Wednesday, August 30, 2006

Godspeed You! Black Emperor (1976)



Godspeed You! Black Emperor (Mitsuo Yanagimachi, 1976)
Japanese Title: Goddo supiido yuu! Burakku emparaa

Japanese cinema of 60's and the 70's can be characterized by the abundance of local films being released that tackled the youth of that era. Nagisa Oshima, Seijun Suzuki, and other filmmakers started seeing the huge gap that was being created by a Japanese society that was fastly modernizing. It seems that the adults who have experienced the tragedies and the hardships of post-war Japan couldn't understand the newly found freedom and wealth that kept the newer generation of Japanese distant from their parents. As the distance is obvious, it an inevitable response that the youth would separate themselves from their parents and band together. Mitsuo Yanagimachi's Godspeed You! Black Emperor is a documentary that followed a biker group and sought to paint a clear and real picture as to who these alienated youth are and why and how they are doing it.

It starts out well and seemed to have a form. The biker group of interest here call themselves Black Emperors and they enjoy riding around Shinjuku with their loud bikes, carrying weapons and seeking fights with other gangs or if not, the city's police. Yanagimachi shows a member being accepted into the gang, with each of the existing members introducing themselves, proudly declaring that they are beggars, school drop-outs, or jobless loafers. It's not a pretty picture --- Japanese kids airspraying city walls with the swastika probably unaware what the symbol means, they shave their eyebrows, trouble their parents with charges of misdemeanors. Then, Yanagimachi shows an intimate picture of one of the members, Decko, who lives with his parents and one night, urges his mom to accompany him to the court the following day. The mother does not attend, and we witness Decko going out of the court, his driving license suspended, and comforted by his fellow gang member.

Then the film just stops and drags itself into a meaningless void. Yanagimachi details how the gang works. He shows footages of gangmembers selling dolls and tickets to people, and how the "elders" punish those who lie and pilfer gang funds. We are then entreated to a rather uninteresting and lengthy conversation between two of the younger gangmembers who wanted to quit Black Emperors. The conversations between themselves and then, with the gang's "elders" is not really something I'd like to spend my afternoon watching. It could've been trimmed down as most of the footage is negligible and quite irrelevant to the entire picture.
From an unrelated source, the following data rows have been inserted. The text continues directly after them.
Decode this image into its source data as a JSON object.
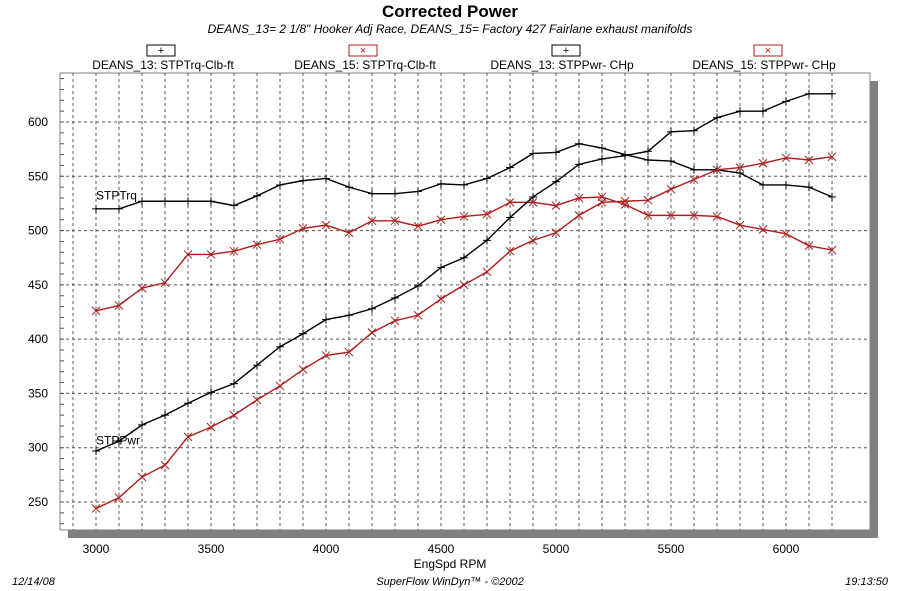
{
  "chart_data": {
    "type": "line",
    "title": "Corrected Power",
    "subtitle": "DEANS_13= 2 1/8\" Hooker Adj Race, DEANS_15= Factory 427 Fairlane exhaust manifolds",
    "xlabel": "EngSpd  RPM",
    "ylabel": "",
    "xlim": [
      2850,
      6300
    ],
    "ylim": [
      227,
      645
    ],
    "xticks": [
      3000,
      3500,
      4000,
      4500,
      5000,
      5500,
      6000
    ],
    "yticks": [
      250,
      300,
      350,
      400,
      450,
      500,
      550,
      600
    ],
    "grid": true,
    "legend_position": "top",
    "annotations": [
      {
        "text": "STPTrq",
        "x": 3000,
        "y": 527
      },
      {
        "text": "STPPwr",
        "x": 3000,
        "y": 301
      }
    ],
    "x": [
      3000,
      3100,
      3200,
      3300,
      3400,
      3500,
      3600,
      3700,
      3800,
      3900,
      4000,
      4100,
      4200,
      4300,
      4400,
      4500,
      4600,
      4700,
      4800,
      4900,
      5000,
      5100,
      5200,
      5300,
      5400,
      5500,
      5600,
      5700,
      5800,
      5900,
      6000,
      6100,
      6200
    ],
    "series": [
      {
        "name": "DEANS_13: STPTrq-Clb-ft",
        "marker": "+",
        "color": "#000000",
        "values": [
          520,
          520,
          527,
          527,
          527,
          527,
          523,
          532,
          542,
          546,
          548,
          540,
          534,
          534,
          536,
          543,
          542,
          548,
          558,
          571,
          572,
          580,
          576,
          570,
          565,
          564,
          556,
          556,
          553,
          542,
          542,
          540,
          531
        ]
      },
      {
        "name": "DEANS_15: STPTrq-Clb-ft",
        "marker": "x",
        "color": "#b01c1c",
        "values": [
          426,
          431,
          447,
          452,
          478,
          478,
          481,
          487,
          492,
          502,
          505,
          498,
          509,
          509,
          504,
          510,
          513,
          515,
          526,
          526,
          523,
          530,
          531,
          524,
          514,
          514,
          514,
          513,
          505,
          501,
          497,
          486,
          482
        ]
      },
      {
        "name": "DEANS_13: STPPwr- CHp",
        "marker": "+",
        "color": "#000000",
        "values": [
          297,
          306,
          321,
          330,
          341,
          351,
          359,
          376,
          393,
          405,
          418,
          422,
          428,
          438,
          449,
          466,
          475,
          491,
          512,
          531,
          545,
          561,
          566,
          569,
          573,
          591,
          592,
          604,
          610,
          610,
          619,
          626,
          626
        ]
      },
      {
        "name": "DEANS_15: STPPwr- CHp",
        "marker": "x",
        "color": "#b01c1c",
        "values": [
          244,
          254,
          273,
          284,
          310,
          319,
          330,
          344,
          357,
          372,
          385,
          388,
          406,
          417,
          422,
          437,
          450,
          462,
          481,
          491,
          498,
          514,
          526,
          527,
          528,
          538,
          547,
          556,
          558,
          562,
          567,
          565,
          568
        ]
      }
    ]
  },
  "footer": {
    "date": "12/14/08",
    "software": "SuperFlow WinDyn™ - ©2002",
    "time": "19:13:50"
  }
}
But the power of Yanagimachi's film isn't with the subject. Today, the Black Emperors seems mundane and not really special, given the fact that being caught for speed driving isn't really not much of a concern these days when kids would rather shoot classmates with a rifle to get attention. Yanagimachi shows great talent with how intimate he has come in showing his subjects. His subjects doesn't seem to mind that a camera is rolling and recording their meetings and their conversations. It's either everything is rehearsed or Yanagimachi has truly earned these gangmembers' trust and confidence that they let him into the gang. A recurring imagery used by Yanagimachi is of the teenagers fastly driving the city streets at night. It's a moving image, which has been often used in cinema to symbolize freedom and living life in the fast lane. Here, despite the fact that the recurring moving image of bikes crowding the streets would always put me in awe, I found it lacking given the fact that the entire film seems to fall short of what it tried to do.